In Jason’s case, his behavior seemed to be mostly defined by what he didn’t do. No relatives or friends coming over to help him cope, maybe assist with childcare. No trips to the local office supply store to blow up photos of his missing wife. No quick visits to his neighbor’s house for standard inquiries: Hey, have you happened to see my wife? Or maybe hear anything unusual last night? Oh, and by the way, catch any sign of an orange cat ?
Jason Jones’s wife disappeared and he did nothing at all.
It’s almost as if he didn’t expect her to be found. D.D. found that fascinating.
“Okay,” she said now, “given that Jason is holding tight, I think our first stop should be with Aidan Brewster’s PO. We got Suspicious Husband under our thumb. Now it’s time to learn more about Felonious Neighbor.”
“Works for me,” Detective Miller said. “You know, tomorrow morning happens to be trash day for the neighborhood.” He nodded his head toward the collection of trash cans starting to proliferate on the curb. Trash in a house was private property and required a warrant. Trash on the curb, on the other hand… “Say two or three A.M., I have an officer swing by and pick up Jones’s garbage? Give us something to sort through in the morning.”
“Ah, Detective, you read my mind.”
“I try,” he said modestly.
D.D. winked at him, and they swung back into the city.

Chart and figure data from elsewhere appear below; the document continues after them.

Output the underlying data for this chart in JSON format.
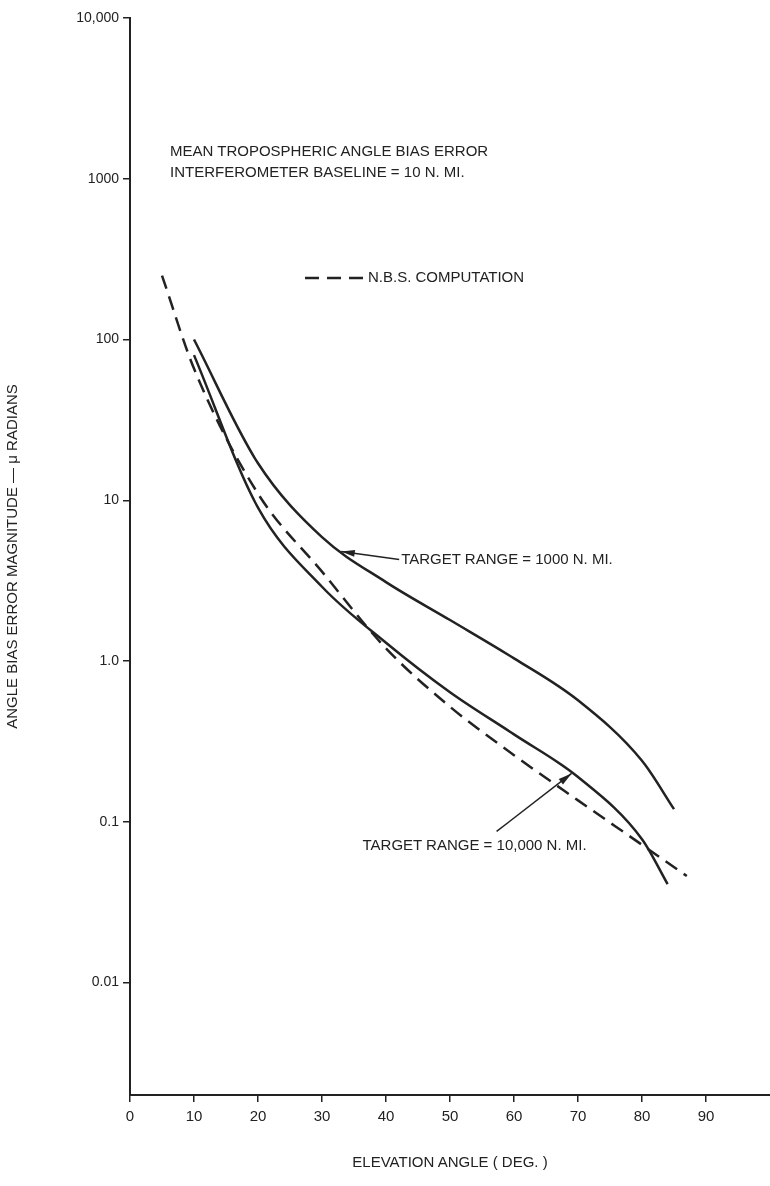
{
  "chart_data": {
    "type": "line",
    "title": "MEAN TROPOSPHERIC ANGLE BIAS ERROR",
    "subtitle": "INTERFEROMETER BASELINE = 10 N. MI.",
    "xlabel": "ELEVATION ANGLE ( DEG. )",
    "ylabel": "ANGLE BIAS ERROR MAGNITUDE — μ RADIANS",
    "log": "y",
    "grid": false,
    "legend": "top",
    "marker": "none",
    "xlim": [
      0,
      100
    ],
    "xticks": [
      0,
      10,
      20,
      30,
      40,
      50,
      60,
      70,
      80,
      90
    ],
    "ylim": [
      0.002,
      10000
    ],
    "yticks": [
      {
        "value": 0.01,
        "label": "0.01"
      },
      0.1,
      {
        "value": 1,
        "label": "1.0"
      },
      10,
      100,
      1000,
      {
        "value": 10000,
        "label": "10,000"
      }
    ],
    "series": [
      {
        "color": "#222222",
        "line_style": "solid",
        "x": [
          10,
          20,
          30,
          40,
          50,
          60,
          70,
          80,
          85
        ],
        "values": [
          100,
          17,
          5.9,
          3.1,
          1.8,
          1.04,
          0.57,
          0.24,
          0.12
        ]
      },
      {
        "color": "#222222",
        "line_style": "solid",
        "x": [
          10,
          20,
          30,
          40,
          50,
          60,
          70,
          80,
          84
        ],
        "values": [
          80,
          9,
          2.9,
          1.3,
          0.64,
          0.35,
          0.19,
          0.078,
          0.041
        ]
      },
      {
        "name": "N.B.S. COMPUTATION",
        "color": "#222222",
        "line_style": "dashed",
        "x": [
          5,
          10,
          20,
          30,
          40,
          50,
          60,
          70,
          80,
          87
        ],
        "values": [
          250,
          66,
          11,
          3.6,
          1.2,
          0.52,
          0.26,
          0.136,
          0.072,
          0.046
        ]
      }
    ],
    "annotations": [
      {
        "text": "TARGET RANGE = 1000 N. MI.",
        "x": 33,
        "y": 4.8
      },
      {
        "text": "TARGET RANGE = 10,000 N. MI.",
        "x": 69,
        "y": 0.2
      }
    ]
  }
}
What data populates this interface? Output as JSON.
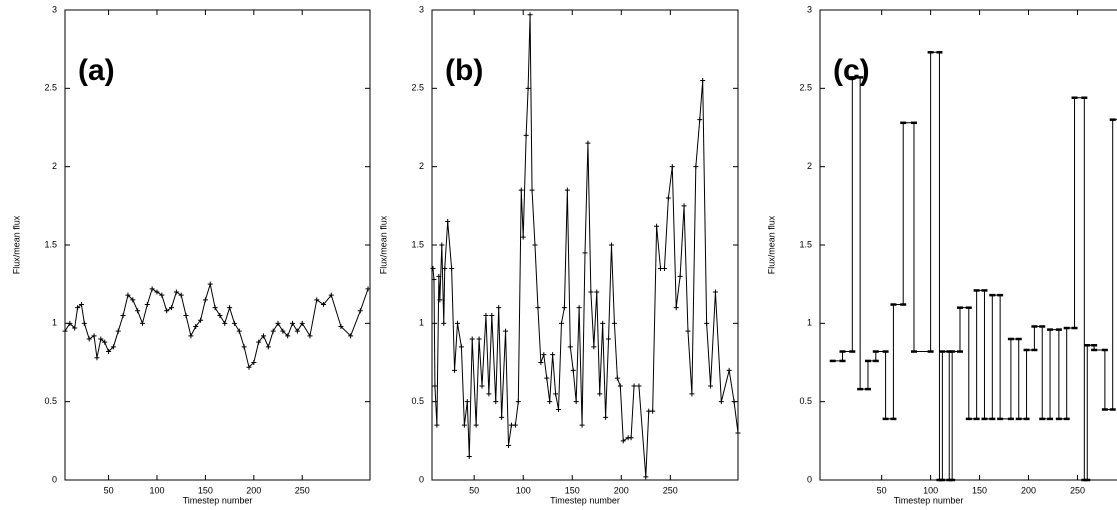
{
  "chart_data": [
    {
      "type": "line",
      "label": "(a)",
      "ylabel": "Flux/mean flux",
      "xlabel": "Timestep number",
      "color": "#000000",
      "marker": "plus",
      "xlim": [
        5,
        320
      ],
      "ylim": [
        0,
        3
      ],
      "xticks": [
        50,
        100,
        150,
        200,
        250
      ],
      "yticks": [
        0,
        0.5,
        1,
        1.5,
        2,
        2.5,
        3
      ],
      "x": [
        5,
        10,
        15,
        18,
        22,
        25,
        30,
        35,
        38,
        42,
        46,
        50,
        55,
        60,
        65,
        70,
        75,
        80,
        85,
        90,
        95,
        100,
        105,
        110,
        115,
        120,
        125,
        130,
        135,
        140,
        145,
        150,
        155,
        160,
        165,
        170,
        175,
        180,
        185,
        190,
        195,
        200,
        205,
        210,
        215,
        220,
        225,
        230,
        235,
        240,
        245,
        250,
        258,
        265,
        272,
        280,
        290,
        300,
        310,
        318
      ],
      "values": [
        0.95,
        1.0,
        0.97,
        1.1,
        1.12,
        1.0,
        0.9,
        0.92,
        0.78,
        0.9,
        0.88,
        0.82,
        0.85,
        0.95,
        1.05,
        1.18,
        1.15,
        1.08,
        1.0,
        1.12,
        1.22,
        1.2,
        1.18,
        1.08,
        1.1,
        1.2,
        1.18,
        1.05,
        0.92,
        0.98,
        1.02,
        1.15,
        1.25,
        1.1,
        1.05,
        1.0,
        1.1,
        1.0,
        0.95,
        0.85,
        0.72,
        0.75,
        0.88,
        0.92,
        0.85,
        0.95,
        1.0,
        0.95,
        0.92,
        1.0,
        0.95,
        1.0,
        0.92,
        1.15,
        1.12,
        1.18,
        0.98,
        0.92,
        1.08,
        1.22
      ]
    },
    {
      "type": "line",
      "label": "(b)",
      "ylabel": "Flux/mean flux",
      "xlabel": "Timestep number",
      "color": "#000000",
      "marker": "plus",
      "xlim": [
        7,
        319
      ],
      "ylim": [
        0,
        3
      ],
      "xticks": [
        50,
        100,
        150,
        200,
        250
      ],
      "yticks": [
        0,
        0.5,
        1,
        1.5,
        2,
        2.5,
        3
      ],
      "x": [
        8,
        9,
        10,
        12,
        14,
        15,
        17,
        19,
        20,
        23,
        27,
        30,
        33,
        37,
        40,
        43,
        45,
        48,
        52,
        55,
        58,
        62,
        65,
        68,
        72,
        75,
        78,
        82,
        85,
        88,
        92,
        95,
        98,
        100,
        103,
        105,
        107,
        109,
        112,
        115,
        118,
        121,
        124,
        127,
        130,
        133,
        136,
        139,
        142,
        145,
        148,
        151,
        154,
        157,
        160,
        163,
        166,
        169,
        172,
        175,
        178,
        181,
        184,
        187,
        190,
        193,
        196,
        199,
        202,
        207,
        210,
        213,
        218,
        225,
        228,
        232,
        236,
        240,
        244,
        248,
        252,
        256,
        260,
        264,
        268,
        272,
        276,
        280,
        283,
        287,
        291,
        296,
        302,
        310,
        315,
        319
      ],
      "values": [
        1.35,
        1.28,
        0.6,
        0.35,
        1.3,
        1.15,
        1.5,
        1.0,
        1.35,
        1.65,
        1.35,
        0.7,
        1.0,
        0.85,
        0.35,
        0.5,
        0.15,
        0.9,
        0.35,
        0.9,
        0.6,
        1.05,
        0.55,
        1.05,
        0.5,
        1.1,
        0.4,
        0.95,
        0.22,
        0.35,
        0.35,
        0.5,
        1.85,
        1.55,
        2.2,
        2.5,
        2.97,
        1.85,
        1.5,
        1.1,
        0.75,
        0.8,
        0.65,
        0.5,
        0.8,
        0.55,
        0.45,
        1.0,
        1.1,
        1.85,
        0.85,
        0.7,
        0.5,
        1.1,
        0.35,
        1.45,
        2.15,
        1.2,
        0.85,
        1.2,
        0.55,
        1.0,
        0.4,
        0.9,
        1.5,
        1.0,
        0.65,
        0.6,
        0.25,
        0.27,
        0.27,
        0.6,
        0.6,
        0.02,
        0.44,
        0.44,
        1.62,
        1.35,
        1.35,
        1.8,
        2.0,
        1.1,
        1.3,
        1.75,
        0.95,
        0.55,
        2.0,
        2.3,
        2.55,
        1.0,
        0.6,
        1.2,
        0.5,
        0.7,
        0.5,
        0.3
      ]
    },
    {
      "type": "line",
      "label": "(c)",
      "ylabel": "Flux/mean flux",
      "xlabel": "Timestep number",
      "color": "#000000",
      "marker": "dash",
      "xlim": [
        -13,
        320
      ],
      "ylim": [
        0,
        3
      ],
      "xticks": [
        50,
        100,
        150,
        200,
        250
      ],
      "yticks": [
        0,
        0.5,
        1,
        1.5,
        2,
        2.5,
        3
      ],
      "x": [
        0,
        10,
        10,
        20,
        20,
        28,
        28,
        36,
        36,
        44,
        44,
        54,
        54,
        62,
        62,
        72,
        72,
        83,
        83,
        100,
        100,
        109,
        109,
        112,
        112,
        119,
        119,
        122,
        122,
        130,
        130,
        139,
        139,
        147,
        147,
        155,
        155,
        163,
        163,
        171,
        171,
        182,
        182,
        190,
        190,
        198,
        198,
        206,
        206,
        214,
        214,
        222,
        222,
        231,
        231,
        239,
        239,
        247,
        247,
        257,
        257,
        260,
        260,
        267,
        267,
        278,
        278,
        286,
        286,
        300
      ],
      "values": [
        0.76,
        0.76,
        0.82,
        0.82,
        2.57,
        2.57,
        0.58,
        0.58,
        0.76,
        0.76,
        0.82,
        0.82,
        0.39,
        0.39,
        1.12,
        1.12,
        2.28,
        2.28,
        0.82,
        0.82,
        2.73,
        2.73,
        0,
        0,
        0.82,
        0.82,
        0,
        0,
        0.82,
        0.82,
        1.1,
        1.1,
        0.39,
        0.39,
        1.21,
        1.21,
        0.39,
        0.39,
        1.18,
        1.18,
        0.39,
        0.39,
        0.9,
        0.9,
        0.39,
        0.39,
        0.83,
        0.83,
        0.98,
        0.98,
        0.39,
        0.39,
        0.96,
        0.96,
        0.39,
        0.39,
        0.97,
        0.97,
        2.44,
        2.44,
        0,
        0,
        0.86,
        0.86,
        0.83,
        0.83,
        0.45,
        0.45,
        2.3,
        2.3
      ]
    }
  ]
}
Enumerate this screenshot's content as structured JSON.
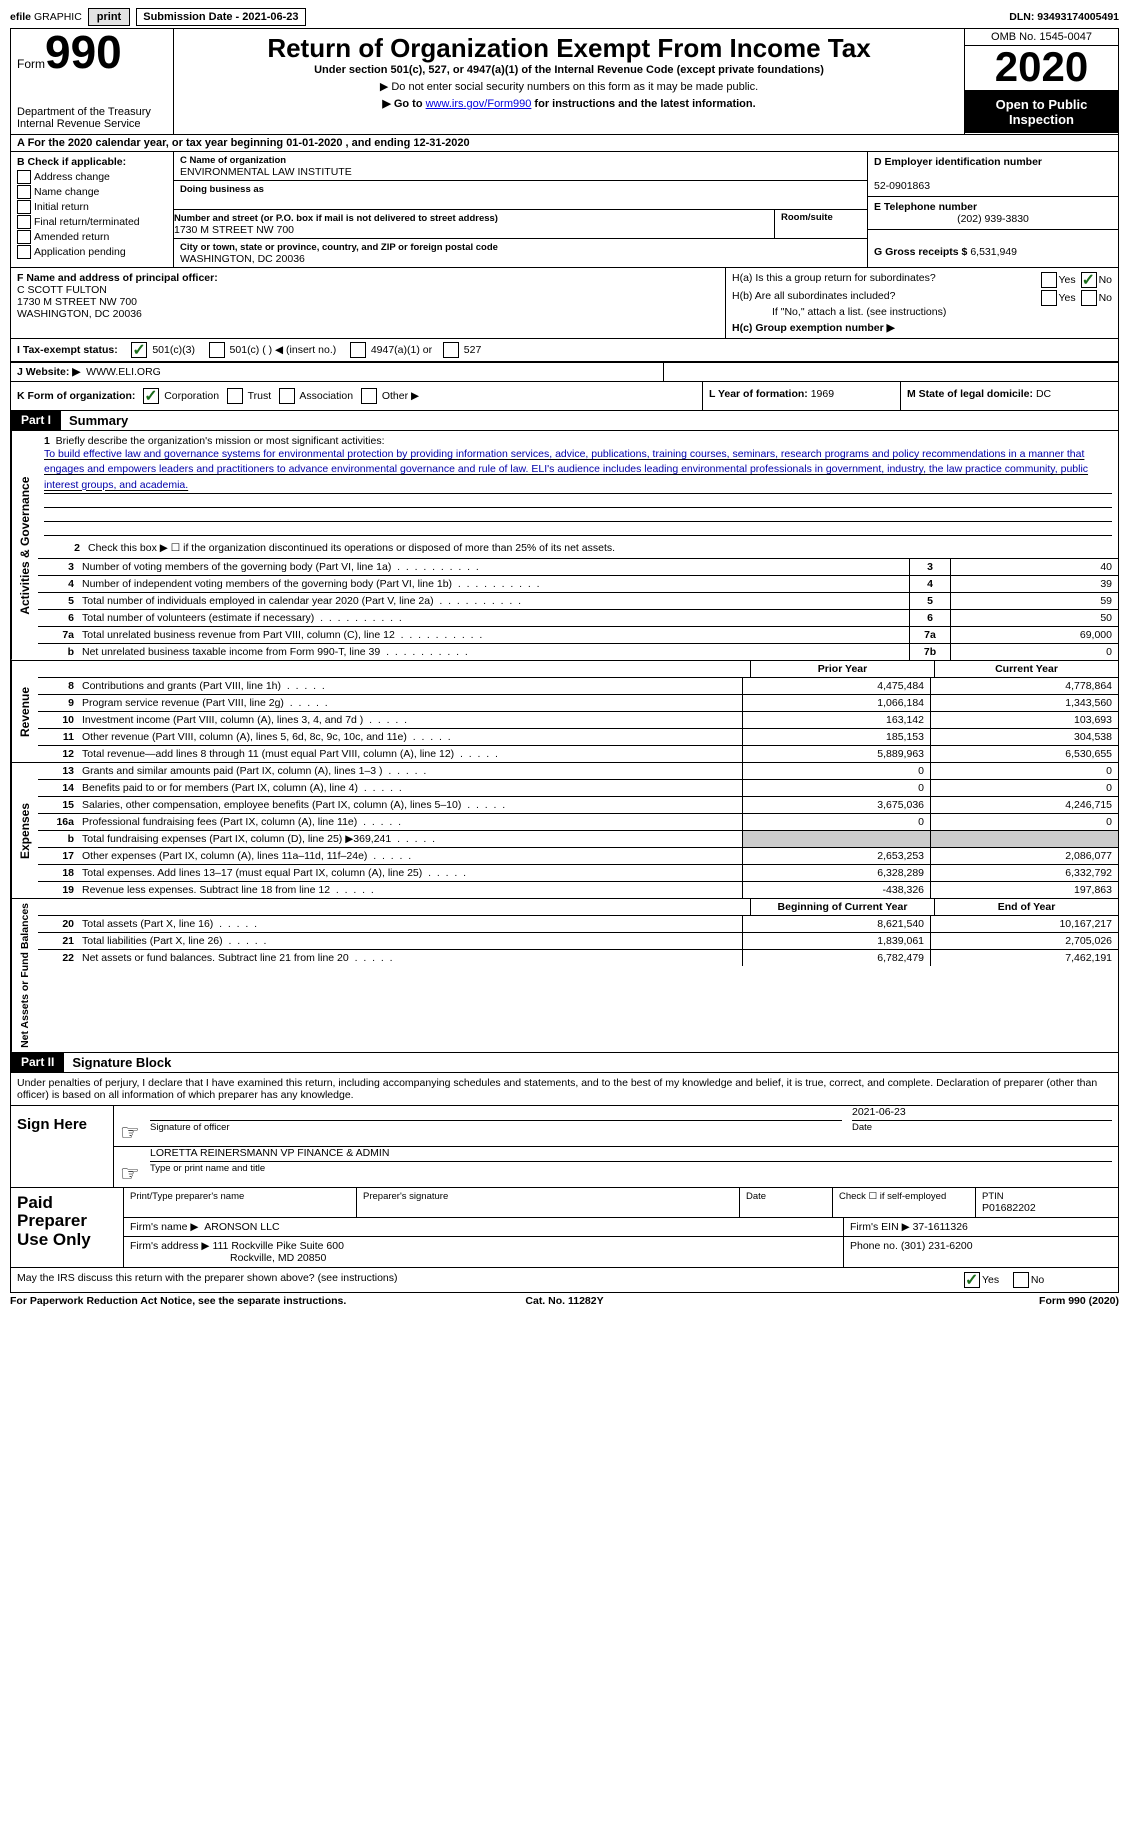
{
  "topbar": {
    "efile": "efile",
    "graphic": "GRAPHIC",
    "print": "print",
    "sub_label": "Submission Date - 2021-06-23",
    "dln_label": "DLN: 93493174005491"
  },
  "header": {
    "form_word": "Form",
    "form_num": "990",
    "dept": "Department of the Treasury\nInternal Revenue Service",
    "title": "Return of Organization Exempt From Income Tax",
    "sub1": "Under section 501(c), 527, or 4947(a)(1) of the Internal Revenue Code (except private foundations)",
    "sub2": "▶ Do not enter social security numbers on this form as it may be made public.",
    "sub3_a": "▶ Go to ",
    "sub3_link": "www.irs.gov/Form990",
    "sub3_b": " for instructions and the latest information.",
    "omb": "OMB No. 1545-0047",
    "year": "2020",
    "open": "Open to Public Inspection"
  },
  "period": "A   For the 2020 calendar year, or tax year beginning 01-01-2020    , and ending 12-31-2020",
  "boxB": {
    "header": "B Check if applicable:",
    "items": [
      "Address change",
      "Name change",
      "Initial return",
      "Final return/terminated",
      "Amended return",
      "Application pending"
    ]
  },
  "boxC": {
    "name_lbl": "C Name of organization",
    "name": "ENVIRONMENTAL LAW INSTITUTE",
    "dba_lbl": "Doing business as",
    "addr_lbl": "Number and street (or P.O. box if mail is not delivered to street address)",
    "addr": "1730 M STREET NW 700",
    "room_lbl": "Room/suite",
    "city_lbl": "City or town, state or province, country, and ZIP or foreign postal code",
    "city": "WASHINGTON, DC  20036"
  },
  "boxD": {
    "ein_lbl": "D Employer identification number",
    "ein": "52-0901863",
    "tel_lbl": "E Telephone number",
    "tel": "(202) 939-3830",
    "gross_lbl": "G Gross receipts $",
    "gross": "6,531,949"
  },
  "boxF": {
    "lbl": "F  Name and address of principal officer:",
    "name": "C SCOTT FULTON",
    "addr1": "1730 M STREET NW 700",
    "addr2": "WASHINGTON, DC  20036"
  },
  "boxH": {
    "a": "H(a)  Is this a group return for subordinates?",
    "b": "H(b)  Are all subordinates included?",
    "b2": "If \"No,\" attach a list. (see instructions)",
    "c": "H(c)  Group exemption number ▶",
    "yes": "Yes",
    "no": "No"
  },
  "rowI": {
    "lbl": "I    Tax-exempt status:",
    "o1": "501(c)(3)",
    "o2": "501(c) (   ) ◀ (insert no.)",
    "o3": "4947(a)(1) or",
    "o4": "527"
  },
  "rowJ": {
    "lbl": "J   Website: ▶",
    "val": "WWW.ELI.ORG"
  },
  "rowK": {
    "lbl": "K Form of organization:",
    "o1": "Corporation",
    "o2": "Trust",
    "o3": "Association",
    "o4": "Other ▶",
    "L_lbl": "L Year of formation:",
    "L_val": "1969",
    "M_lbl": "M State of legal domicile:",
    "M_val": "DC"
  },
  "partI": {
    "tab": "Part I",
    "title": "Summary",
    "side_gov": "Activities & Governance",
    "side_rev": "Revenue",
    "side_exp": "Expenses",
    "side_net": "Net Assets or Fund Balances",
    "line1_intro": "1  Briefly describe the organization's mission or most significant activities:",
    "line1_text": "To build effective law and governance systems for environmental protection by providing information services, advice, publications, training courses, seminars, research programs and policy recommendations in a manner that engages and empowers leaders and practitioners to advance environmental governance and rule of law. ELI's audience includes leading environmental professionals in government, industry, the law practice community, public interest groups, and academia.",
    "line2": "Check this box ▶ ☐  if the organization discontinued its operations or disposed of more than 25% of its net assets.",
    "rows_gov": [
      {
        "n": "3",
        "d": "Number of voting members of the governing body (Part VI, line 1a)",
        "bn": "3",
        "v": "40"
      },
      {
        "n": "4",
        "d": "Number of independent voting members of the governing body (Part VI, line 1b)",
        "bn": "4",
        "v": "39"
      },
      {
        "n": "5",
        "d": "Total number of individuals employed in calendar year 2020 (Part V, line 2a)",
        "bn": "5",
        "v": "59"
      },
      {
        "n": "6",
        "d": "Total number of volunteers (estimate if necessary)",
        "bn": "6",
        "v": "50"
      },
      {
        "n": "7a",
        "d": "Total unrelated business revenue from Part VIII, column (C), line 12",
        "bn": "7a",
        "v": "69,000"
      },
      {
        "n": "b",
        "d": "Net unrelated business taxable income from Form 990-T, line 39",
        "bn": "7b",
        "v": "0"
      }
    ],
    "col_prior": "Prior Year",
    "col_curr": "Current Year",
    "rows_rev": [
      {
        "n": "8",
        "d": "Contributions and grants (Part VIII, line 1h)",
        "p": "4,475,484",
        "c": "4,778,864"
      },
      {
        "n": "9",
        "d": "Program service revenue (Part VIII, line 2g)",
        "p": "1,066,184",
        "c": "1,343,560"
      },
      {
        "n": "10",
        "d": "Investment income (Part VIII, column (A), lines 3, 4, and 7d )",
        "p": "163,142",
        "c": "103,693"
      },
      {
        "n": "11",
        "d": "Other revenue (Part VIII, column (A), lines 5, 6d, 8c, 9c, 10c, and 11e)",
        "p": "185,153",
        "c": "304,538"
      },
      {
        "n": "12",
        "d": "Total revenue—add lines 8 through 11 (must equal Part VIII, column (A), line 12)",
        "p": "5,889,963",
        "c": "6,530,655"
      }
    ],
    "rows_exp": [
      {
        "n": "13",
        "d": "Grants and similar amounts paid (Part IX, column (A), lines 1–3 )",
        "p": "0",
        "c": "0"
      },
      {
        "n": "14",
        "d": "Benefits paid to or for members (Part IX, column (A), line 4)",
        "p": "0",
        "c": "0"
      },
      {
        "n": "15",
        "d": "Salaries, other compensation, employee benefits (Part IX, column (A), lines 5–10)",
        "p": "3,675,036",
        "c": "4,246,715"
      },
      {
        "n": "16a",
        "d": "Professional fundraising fees (Part IX, column (A), line 11e)",
        "p": "0",
        "c": "0"
      },
      {
        "n": "b",
        "d": "Total fundraising expenses (Part IX, column (D), line 25) ▶369,241",
        "p": "",
        "c": ""
      },
      {
        "n": "17",
        "d": "Other expenses (Part IX, column (A), lines 11a–11d, 11f–24e)",
        "p": "2,653,253",
        "c": "2,086,077"
      },
      {
        "n": "18",
        "d": "Total expenses. Add lines 13–17 (must equal Part IX, column (A), line 25)",
        "p": "6,328,289",
        "c": "6,332,792"
      },
      {
        "n": "19",
        "d": "Revenue less expenses. Subtract line 18 from line 12",
        "p": "-438,326",
        "c": "197,863"
      }
    ],
    "col_beg": "Beginning of Current Year",
    "col_end": "End of Year",
    "rows_net": [
      {
        "n": "20",
        "d": "Total assets (Part X, line 16)",
        "p": "8,621,540",
        "c": "10,167,217"
      },
      {
        "n": "21",
        "d": "Total liabilities (Part X, line 26)",
        "p": "1,839,061",
        "c": "2,705,026"
      },
      {
        "n": "22",
        "d": "Net assets or fund balances. Subtract line 21 from line 20",
        "p": "6,782,479",
        "c": "7,462,191"
      }
    ]
  },
  "partII": {
    "tab": "Part II",
    "title": "Signature Block",
    "decl": "Under penalties of perjury, I declare that I have examined this return, including accompanying schedules and statements, and to the best of my knowledge and belief, it is true, correct, and complete. Declaration of preparer (other than officer) is based on all information of which preparer has any knowledge.",
    "sign_here": "Sign Here",
    "sig_lbl": "Signature of officer",
    "date_lbl": "Date",
    "date_val": "2021-06-23",
    "name_val": "LORETTA REINERSMANN  VP FINANCE & ADMIN",
    "name_lbl": "Type or print name and title",
    "paid": "Paid Preparer Use Only",
    "p_name_lbl": "Print/Type preparer's name",
    "p_sig_lbl": "Preparer's signature",
    "p_date_lbl": "Date",
    "p_self_lbl": "Check ☐ if self-employed",
    "ptin_lbl": "PTIN",
    "ptin": "P01682202",
    "firm_name_lbl": "Firm's name    ▶",
    "firm_name": "ARONSON LLC",
    "firm_ein_lbl": "Firm's EIN ▶",
    "firm_ein": "37-1611326",
    "firm_addr_lbl": "Firm's address ▶",
    "firm_addr1": "111 Rockville Pike Suite 600",
    "firm_addr2": "Rockville, MD  20850",
    "firm_phone_lbl": "Phone no.",
    "firm_phone": "(301) 231-6200",
    "discuss": "May the IRS discuss this return with the preparer shown above? (see instructions)",
    "yes": "Yes",
    "no": "No"
  },
  "footer": {
    "l": "For Paperwork Reduction Act Notice, see the separate instructions.",
    "c": "Cat. No. 11282Y",
    "r": "Form 990 (2020)"
  }
}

Colleen Pickler agreed to meet with them in the nondescript space that passed for her office. The floor was light gray linoleum, the walls were covered in battleship gray paint, and her filing cabinets sported a dull gray finish. In contrast, Colleen was a six-foot athletically built Amazon, sporting a head of shocking red hair and wearing a deep red blazer over a kaleidoscope T-shirt of oranges, yellows, and reds. When she first stood up from her desk, it looked like a torch had suddenly been lit in the middle of a fog bank.